Dugaanku memang tepat sasaran. Saat aku membawa pulang Kazemiya
yang dalam keadaan basah kuyup, ayah, ibu,
dan Tsujikawa terkejut. Tapi saat melihat
Kazemiya yang menunduk lesu, mereka berkata
“Sebaiknya biarkan dia mandi
dulu” dan
mengizinkannya masuk.
Setelah
memasukkan Kazemiya yang
murung ke dalam bak mandi, seorang gadis bertubuh mungil dengan berambut hitam panjang datang ke kamarku.
“Nii-san,
boleh aku bicara sebentar denganmu?”
Tsujikawa Kotomi, dia adalah gadis yang musim semi ini menjadi
adik tiriku karena ibuku menikah
lagi.
Dia benar-benar kebalikan dariku, dia adalah murid
berprestasi yang jago di
segala bidang, bahkan menjadi pembicara perwakilan di upacara penerimaan murid
baru. Meskipun secara resmi dia sudah
menjadi adik tiriku, aku masih memanggilnya dengan nama
keluarganya, ‘Tsujikawa’, karena
belum terbiasa.
“...Tidak ada masalah sih. Tapi kalau soal Kazemiya, aku sendiri tidak tahu banyak selain dia kabur
dari rumahnya.”
“Begitu
ya. Kupikir Nii-san
pasti
mengetahui lebih banyak.”
“Apa
maksudmu dengan ‘pasti mengetahui lebih banyak’?”
“Kupikir
Nii-san berpacaran
dengannya.”
“...Ya enggaklah, kami hanya teman biasa.
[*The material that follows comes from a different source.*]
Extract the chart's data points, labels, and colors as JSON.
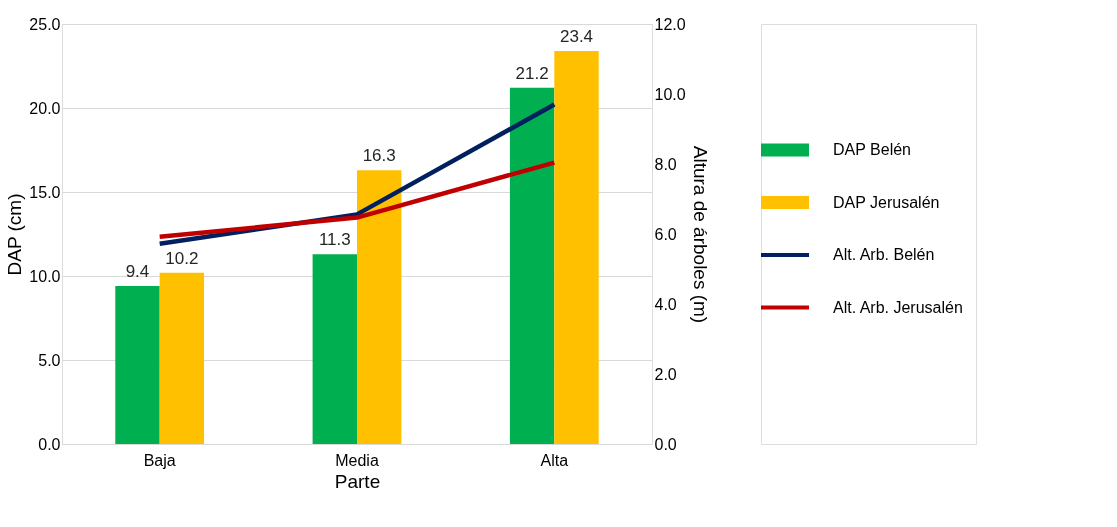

Jangan bicara yang aneh-aneh.”
Kalimat
'teman biasa' itu membuatku sejenak terdiam. Padahal itu hal yang seharusnya
tidak perlu dipikirkan.
Tapi
tanpa sadar aku mulai memikirkannya, apakah Kazemiya
Kohaku benar-benar hanya teman biasa bagiku?
“Fufu, aku minta maaf jika sudah menyinggung perasaanmu. Tapi menggoda soal percintaan
kakaknya memang tugas seorang adik perempuan, bukan? Tadi itu aku hanya ingin menghadiahkan poin adik tiri
kepada diriku sendiri.”
Muncul
lagi poin misterius yang sering dia bicarakan.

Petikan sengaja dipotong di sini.